Também Elson Medeiros reconhece que “todos os inícios custam”, mas valoriza o caminho percorrido. Apesar da exigência académica, marcada pela necessidade de condensar conteúdos, considera que a experiência trouxe uma riqueza particular, nomeadamente pelo acolhimento das famílias de Leça da Palmeira, junto das quais os seminaristas viveram os fins de semana: “Essas famílias tornaram-se verdadeiras famílias de sangue, sempre disponíveis para o que precisássemos”.

Já David Carreiro, o único aluno a terminar o ano propedêutico, que não tinha tido experiência prévia de vivência comunitária no Seminário de Angra, descreve este ano como uma etapa de preparação e de adaptação progressiva, em que procurou “viver um dia de cada vez” e superar as dificuldades próprias do início de caminhada, que se pautou pelo início de um novo percurso fora de casa.

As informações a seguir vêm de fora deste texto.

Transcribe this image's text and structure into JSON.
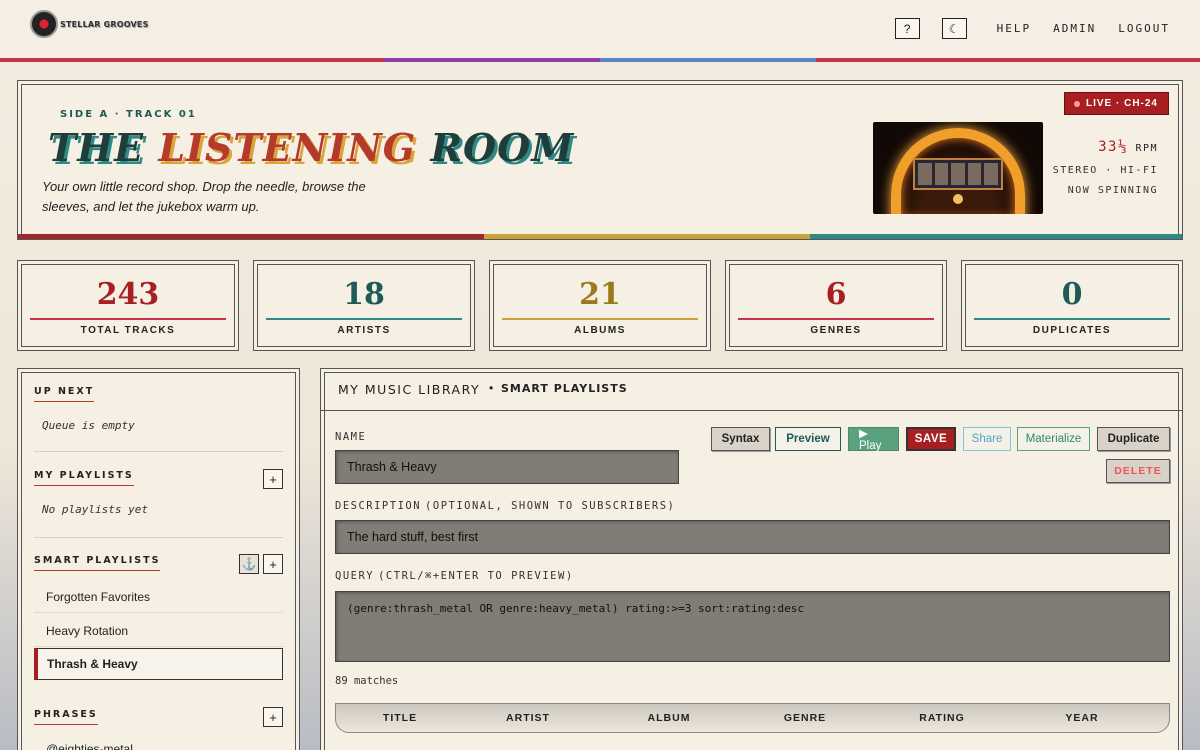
{
  "brand": {
    "name": "STELLAR GROOVES"
  },
  "nav": {
    "help_icon": "?",
    "theme_icon": "moon-icon",
    "links": [
      "HELP",
      "ADMIN",
      "LOGOUT"
    ]
  },
  "hero": {
    "side_label": "SIDE A · TRACK 01",
    "title_part1": "THE ",
    "title_part2": "LISTENING",
    "title_part3": " ROOM",
    "subtitle": "Your own little record shop. Drop the needle, browse the sleeves, and let the jukebox warm up.",
    "live_badge": "LIVE · CH-24",
    "rpm_value": "33⅓",
    "rpm_unit": "RPM",
    "spec_line1": "STEREO · HI-FI",
    "spec_line2": "NOW SPINNING"
  },
  "stats": [
    {
      "value": "243",
      "label": "TOTAL TRACKS",
      "color": "#a81f22",
      "line": "#c8354a"
    },
    {
      "value": "18",
      "label": "ARTISTS",
      "color": "#1e5b57",
      "line": "#2f8a86"
    },
    {
      "value": "21",
      "label": "ALBUMS",
      "color": "#9a7a1a",
      "line": "#c9a23a"
    },
    {
      "value": "6",
      "label": "GENRES",
      "color": "#a81f22",
      "line": "#c8354a"
    },
    {
      "value": "0",
      "label": "DUPLICATES",
      "color": "#1e5b57",
      "line": "#2f8a86"
    }
  ],
  "sidebar": {
    "up_next": {
      "heading": "UP NEXT",
      "empty": "Queue is empty"
    },
    "my_playlists": {
      "heading": "MY PLAYLISTS",
      "empty": "No playlists yet",
      "add": "+"
    },
    "smart_playlists": {
      "heading": "SMART PLAYLISTS",
      "anchor": "⚓",
      "add": "+",
      "items": [
        "Forgotten Favorites",
        "Heavy Rotation",
        "Thrash & Heavy"
      ]
    },
    "phrases": {
      "heading": "PHRASES",
      "add": "+",
      "items": [
        "@eighties-metal"
      ]
    }
  },
  "editor": {
    "tab_library": "MY MUSIC LIBRARY",
    "tab_separator": "•",
    "tab_smart": "SMART PLAYLISTS",
    "name_label": "NAME",
    "name_value": "Thrash & Heavy",
    "desc_label": "DESCRIPTION",
    "desc_hint": "(OPTIONAL, SHOWN TO SUBSCRIBERS)",
    "desc_value": "The hard stuff, best first",
    "query_label": "QUERY",
    "query_hint": "(CTRL/⌘+ENTER TO PREVIEW)",
    "query_value": "(genre:thrash_metal OR genre:heavy_metal) rating:>=3 sort:rating:desc",
    "buttons": {
      "syntax": "Syntax",
      "preview": "Preview",
      "play": "▶ Play",
      "save": "SAVE",
      "share": "Share",
      "materialize": "Materialize",
      "duplicate": "Duplicate",
      "delete": "DELETE"
    },
    "matches": "89 matches",
    "columns": [
      "TITLE",
      "ARTIST",
      "ALBUM",
      "GENRE",
      "RATING",
      "YEAR"
    ]
  }
}
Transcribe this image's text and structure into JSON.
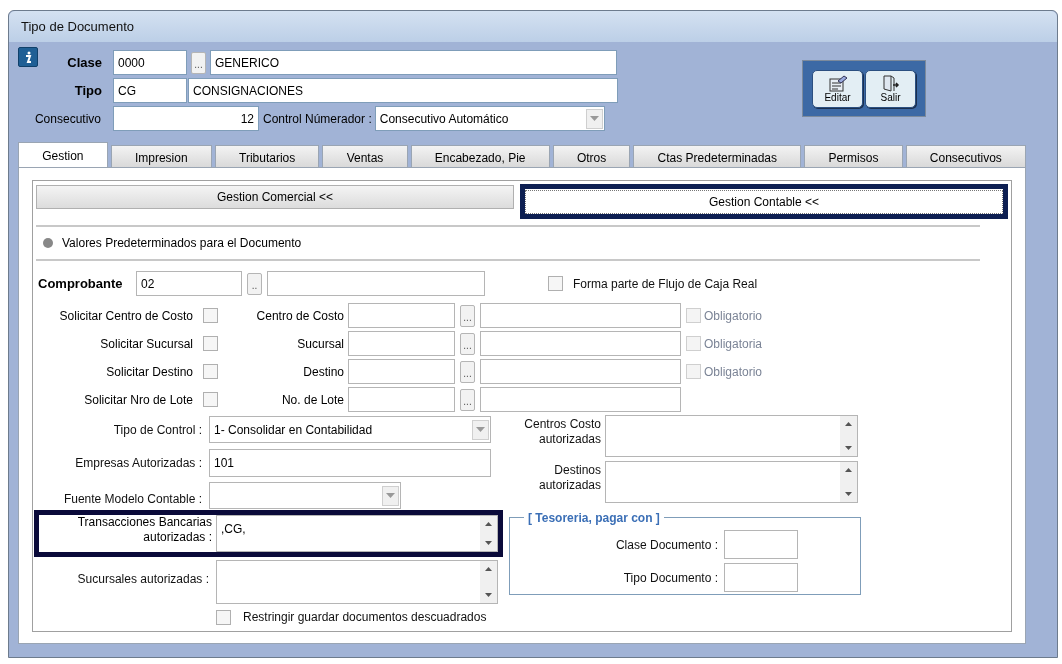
{
  "window": {
    "title": "Tipo de Documento"
  },
  "header": {
    "clase": {
      "label": "Clase",
      "code": "0000",
      "lookup": "...",
      "name": "GENERICO"
    },
    "tipo": {
      "label": "Tipo",
      "code": "CG",
      "name": "CONSIGNACIONES"
    },
    "consecutivo": {
      "label": "Consecutivo",
      "value": "12"
    },
    "control_numerador": {
      "label": "Control Númerador :",
      "value": "Consecutivo Automático"
    }
  },
  "toolbar": [
    {
      "label": "Editar",
      "kind": "edit"
    },
    {
      "label": "Salir",
      "kind": "exit"
    }
  ],
  "tabs": [
    {
      "label": "Gestion",
      "selected": true
    },
    {
      "label": "Impresion",
      "selected": false
    },
    {
      "label": "Tributarios",
      "selected": false
    },
    {
      "label": "Ventas",
      "selected": false
    },
    {
      "label": "Encabezado, Pie",
      "selected": false
    },
    {
      "label": "Otros",
      "selected": false
    },
    {
      "label": "Ctas Predeterminadas",
      "selected": false
    },
    {
      "label": "Permisos",
      "selected": false
    },
    {
      "label": "Consecutivos",
      "selected": false
    }
  ],
  "sections": [
    {
      "label": "Gestion Comercial <<",
      "highlighted": false
    },
    {
      "label": "Gestion Contable <<",
      "highlighted": true
    }
  ],
  "group_title": "Valores Predeterminados para el Documento",
  "comprobante": {
    "label": "Comprobante",
    "value": "02",
    "lookup": ".."
  },
  "flujo_caja": {
    "label": "Forma parte de Flujo de Caja  Real",
    "checked": false
  },
  "request_rows": [
    {
      "label": "Solicitar Centro de Costo",
      "checked": false,
      "field_label": "Centro de Costo",
      "lookup": "...",
      "required": {
        "label": "Obligatorio",
        "checked": false,
        "disabled": true
      }
    },
    {
      "label": "Solicitar Sucursal",
      "checked": false,
      "field_label": "Sucursal",
      "lookup": "...",
      "required": {
        "label": "Obligatoria",
        "checked": false,
        "disabled": true
      }
    },
    {
      "label": "Solicitar Destino",
      "checked": false,
      "field_label": "Destino",
      "lookup": "...",
      "required": {
        "label": "Obligatorio",
        "checked": false,
        "disabled": true
      }
    },
    {
      "label": "Solicitar Nro de  Lote",
      "checked": false,
      "field_label": "No. de Lote",
      "lookup": "..."
    }
  ],
  "tipo_control": {
    "label": "Tipo de Control :",
    "value": "1- Consolidar en Contabilidad"
  },
  "empresas": {
    "label": "Empresas Autorizadas :",
    "value": "101"
  },
  "fuente": {
    "label": "Fuente Modelo Contable :"
  },
  "transacciones": {
    "label": "Transacciones Bancarias autorizadas :",
    "value": ",CG,",
    "highlighted": true
  },
  "sucursales": {
    "label": "Sucursales autorizadas :"
  },
  "restringir": {
    "label": "Restringir guardar documentos descuadrados",
    "checked": false
  },
  "centros_costo": {
    "label": "Centros Costo autorizadas"
  },
  "destinos": {
    "label": "Destinos autorizadas"
  },
  "tesoreria": {
    "title": "[ Tesoreria, pagar con ]",
    "clase_label": "Clase Documento :",
    "tipo_label": "Tipo Documento :"
  }
}
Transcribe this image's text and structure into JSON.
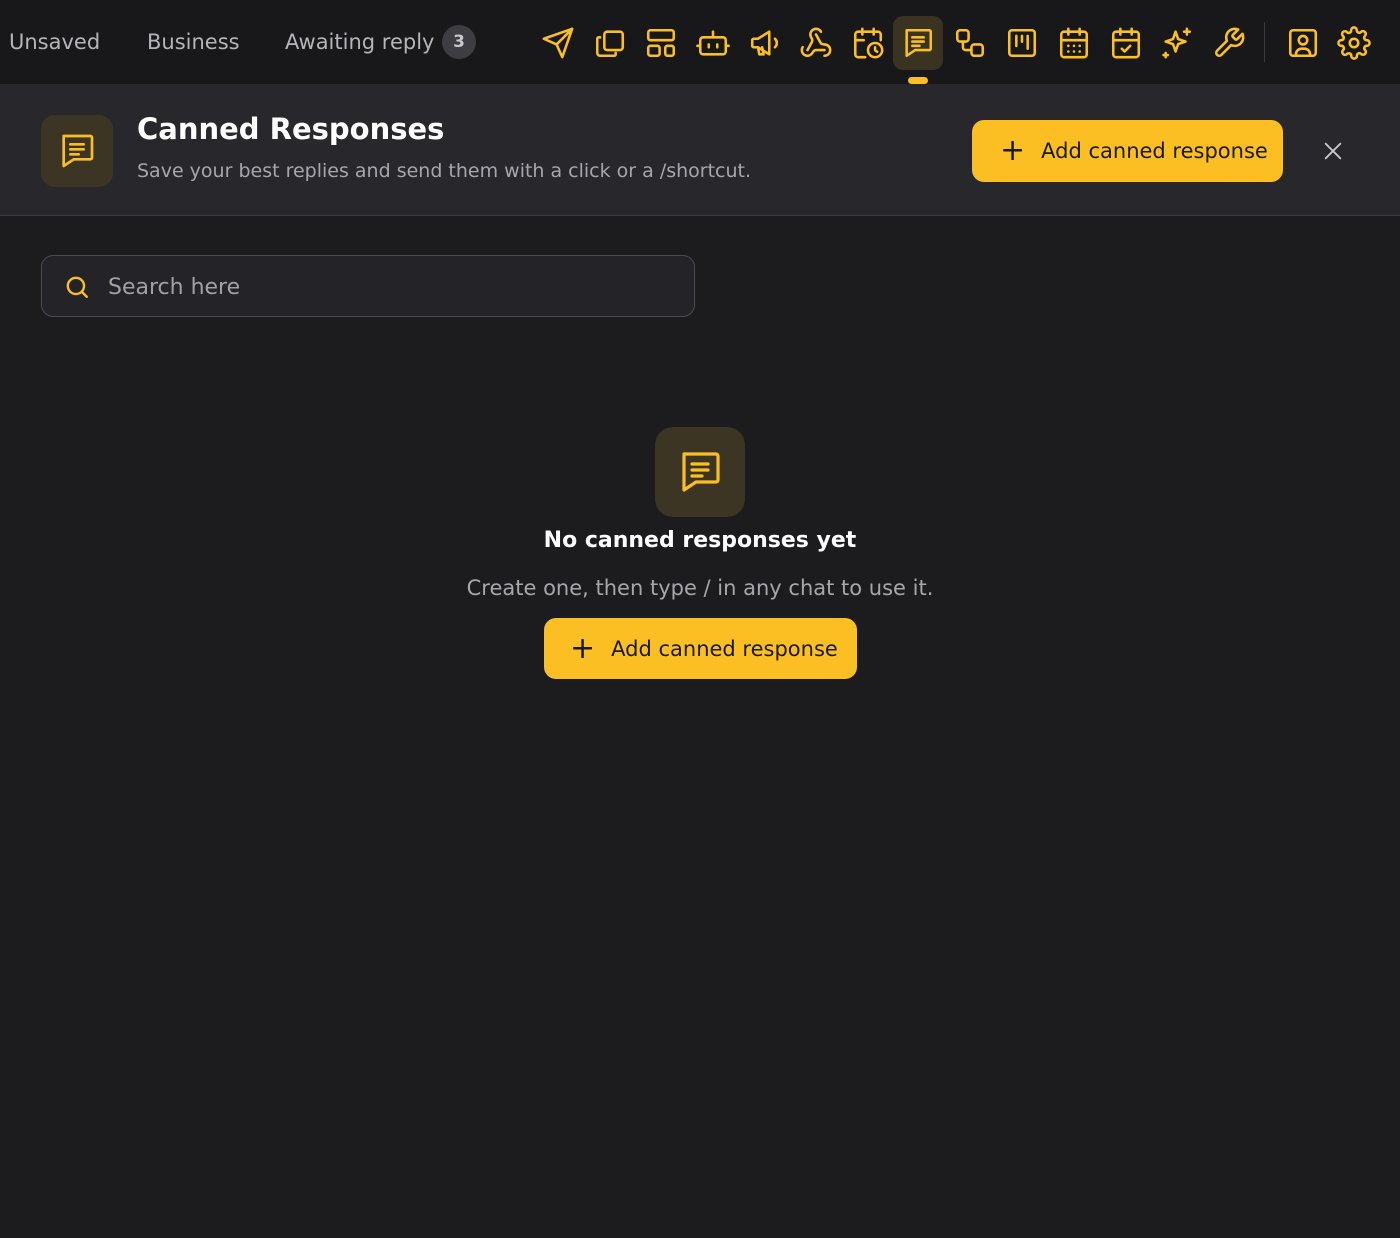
{
  "topbar": {
    "tabs": [
      {
        "label": "Unsaved"
      },
      {
        "label": "Business"
      },
      {
        "label": "Awaiting reply",
        "count": "3"
      }
    ],
    "tools": [
      "send-icon",
      "copy-icon",
      "layout-icon",
      "bot-icon",
      "megaphone-icon",
      "webhook-icon",
      "calendar-clock-icon",
      "message-square-text-icon",
      "workflow-icon",
      "kanban-icon",
      "calendar-grid-icon",
      "calendar-check-icon",
      "sparkles-icon",
      "wrench-icon",
      "contact-icon",
      "settings-icon"
    ],
    "active_tool": "message-square-text-icon",
    "accent_color": "#fbbf24"
  },
  "header": {
    "title": "Canned Responses",
    "subtitle": "Save your best replies and send them with a click or a /shortcut.",
    "add_button_label": "Add canned response"
  },
  "search": {
    "placeholder": "Search here",
    "value": ""
  },
  "empty_state": {
    "title": "No canned responses yet",
    "subtitle": "Create one, then type / in any chat to use it.",
    "button_label": "Add canned response"
  }
}
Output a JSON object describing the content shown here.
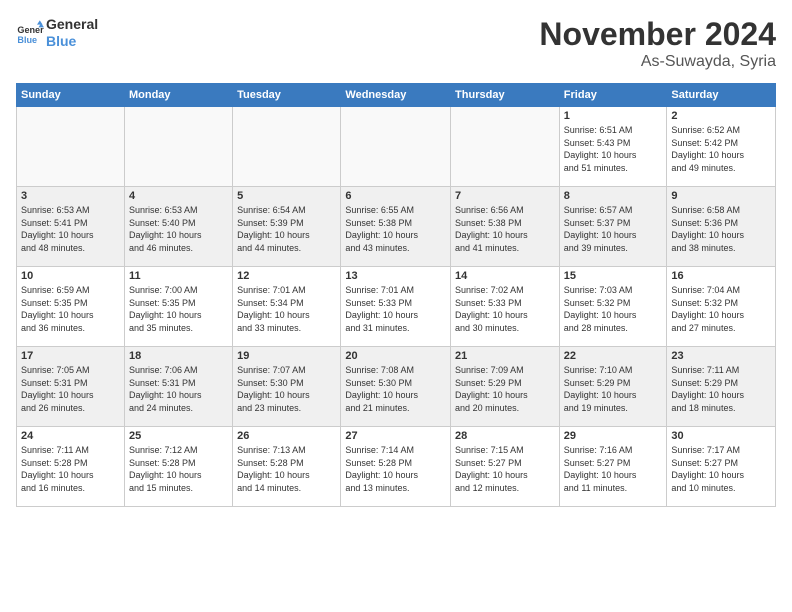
{
  "header": {
    "logo_line1": "General",
    "logo_line2": "Blue",
    "month_title": "November 2024",
    "subtitle": "As-Suwayda, Syria"
  },
  "days_of_week": [
    "Sunday",
    "Monday",
    "Tuesday",
    "Wednesday",
    "Thursday",
    "Friday",
    "Saturday"
  ],
  "weeks": [
    [
      {
        "day": "",
        "info": ""
      },
      {
        "day": "",
        "info": ""
      },
      {
        "day": "",
        "info": ""
      },
      {
        "day": "",
        "info": ""
      },
      {
        "day": "",
        "info": ""
      },
      {
        "day": "1",
        "info": "Sunrise: 6:51 AM\nSunset: 5:43 PM\nDaylight: 10 hours\nand 51 minutes."
      },
      {
        "day": "2",
        "info": "Sunrise: 6:52 AM\nSunset: 5:42 PM\nDaylight: 10 hours\nand 49 minutes."
      }
    ],
    [
      {
        "day": "3",
        "info": "Sunrise: 6:53 AM\nSunset: 5:41 PM\nDaylight: 10 hours\nand 48 minutes."
      },
      {
        "day": "4",
        "info": "Sunrise: 6:53 AM\nSunset: 5:40 PM\nDaylight: 10 hours\nand 46 minutes."
      },
      {
        "day": "5",
        "info": "Sunrise: 6:54 AM\nSunset: 5:39 PM\nDaylight: 10 hours\nand 44 minutes."
      },
      {
        "day": "6",
        "info": "Sunrise: 6:55 AM\nSunset: 5:38 PM\nDaylight: 10 hours\nand 43 minutes."
      },
      {
        "day": "7",
        "info": "Sunrise: 6:56 AM\nSunset: 5:38 PM\nDaylight: 10 hours\nand 41 minutes."
      },
      {
        "day": "8",
        "info": "Sunrise: 6:57 AM\nSunset: 5:37 PM\nDaylight: 10 hours\nand 39 minutes."
      },
      {
        "day": "9",
        "info": "Sunrise: 6:58 AM\nSunset: 5:36 PM\nDaylight: 10 hours\nand 38 minutes."
      }
    ],
    [
      {
        "day": "10",
        "info": "Sunrise: 6:59 AM\nSunset: 5:35 PM\nDaylight: 10 hours\nand 36 minutes."
      },
      {
        "day": "11",
        "info": "Sunrise: 7:00 AM\nSunset: 5:35 PM\nDaylight: 10 hours\nand 35 minutes."
      },
      {
        "day": "12",
        "info": "Sunrise: 7:01 AM\nSunset: 5:34 PM\nDaylight: 10 hours\nand 33 minutes."
      },
      {
        "day": "13",
        "info": "Sunrise: 7:01 AM\nSunset: 5:33 PM\nDaylight: 10 hours\nand 31 minutes."
      },
      {
        "day": "14",
        "info": "Sunrise: 7:02 AM\nSunset: 5:33 PM\nDaylight: 10 hours\nand 30 minutes."
      },
      {
        "day": "15",
        "info": "Sunrise: 7:03 AM\nSunset: 5:32 PM\nDaylight: 10 hours\nand 28 minutes."
      },
      {
        "day": "16",
        "info": "Sunrise: 7:04 AM\nSunset: 5:32 PM\nDaylight: 10 hours\nand 27 minutes."
      }
    ],
    [
      {
        "day": "17",
        "info": "Sunrise: 7:05 AM\nSunset: 5:31 PM\nDaylight: 10 hours\nand 26 minutes."
      },
      {
        "day": "18",
        "info": "Sunrise: 7:06 AM\nSunset: 5:31 PM\nDaylight: 10 hours\nand 24 minutes."
      },
      {
        "day": "19",
        "info": "Sunrise: 7:07 AM\nSunset: 5:30 PM\nDaylight: 10 hours\nand 23 minutes."
      },
      {
        "day": "20",
        "info": "Sunrise: 7:08 AM\nSunset: 5:30 PM\nDaylight: 10 hours\nand 21 minutes."
      },
      {
        "day": "21",
        "info": "Sunrise: 7:09 AM\nSunset: 5:29 PM\nDaylight: 10 hours\nand 20 minutes."
      },
      {
        "day": "22",
        "info": "Sunrise: 7:10 AM\nSunset: 5:29 PM\nDaylight: 10 hours\nand 19 minutes."
      },
      {
        "day": "23",
        "info": "Sunrise: 7:11 AM\nSunset: 5:29 PM\nDaylight: 10 hours\nand 18 minutes."
      }
    ],
    [
      {
        "day": "24",
        "info": "Sunrise: 7:11 AM\nSunset: 5:28 PM\nDaylight: 10 hours\nand 16 minutes."
      },
      {
        "day": "25",
        "info": "Sunrise: 7:12 AM\nSunset: 5:28 PM\nDaylight: 10 hours\nand 15 minutes."
      },
      {
        "day": "26",
        "info": "Sunrise: 7:13 AM\nSunset: 5:28 PM\nDaylight: 10 hours\nand 14 minutes."
      },
      {
        "day": "27",
        "info": "Sunrise: 7:14 AM\nSunset: 5:28 PM\nDaylight: 10 hours\nand 13 minutes."
      },
      {
        "day": "28",
        "info": "Sunrise: 7:15 AM\nSunset: 5:27 PM\nDaylight: 10 hours\nand 12 minutes."
      },
      {
        "day": "29",
        "info": "Sunrise: 7:16 AM\nSunset: 5:27 PM\nDaylight: 10 hours\nand 11 minutes."
      },
      {
        "day": "30",
        "info": "Sunrise: 7:17 AM\nSunset: 5:27 PM\nDaylight: 10 hours\nand 10 minutes."
      }
    ]
  ]
}
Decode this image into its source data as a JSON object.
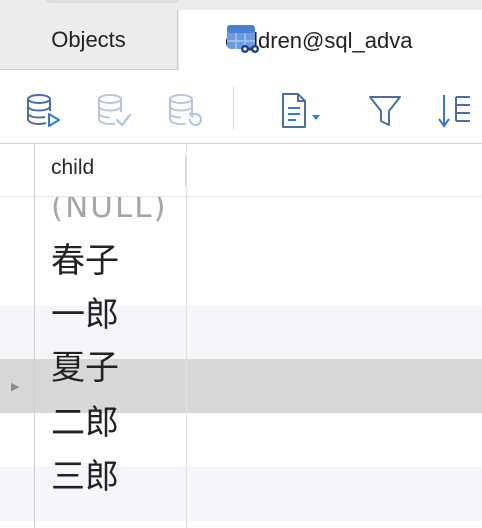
{
  "tabs": {
    "objects_label": "Objects",
    "active_label": "children@sql_adva"
  },
  "toolbar": {
    "buttons": [
      {
        "name": "begin-transaction",
        "enabled": true
      },
      {
        "name": "commit",
        "enabled": false
      },
      {
        "name": "rollback",
        "enabled": false
      },
      {
        "name": "text-view",
        "enabled": true
      },
      {
        "name": "filter",
        "enabled": true
      },
      {
        "name": "sort",
        "enabled": true
      }
    ]
  },
  "grid": {
    "columns": [
      "child"
    ],
    "rows": [
      {
        "value": "(NULL)",
        "is_null": true
      },
      {
        "value": "春子"
      },
      {
        "value": "一郎"
      },
      {
        "value": "夏子",
        "selected": true
      },
      {
        "value": "二郎"
      },
      {
        "value": "三郎"
      }
    ],
    "row_marker": "▶"
  },
  "colors": {
    "accent": "#2f7bd9",
    "selected_row": "#d8d8d8",
    "alt_row": "#f4f6fa",
    "null_text": "#a6a6a6"
  }
}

“Ao contrário dos meus colegas este ano não foi muito diferente do anterior pois no meu primeiro ano no Seminário de Angra também vivi á distância em casa. Por isso, não tinha a experiência de viver no seminário o que se calhar tornou esta mudança diferente. Há um período de adaptação,  mas como o de qualquer estudante que sai de casa e vai para a universidade”, refere.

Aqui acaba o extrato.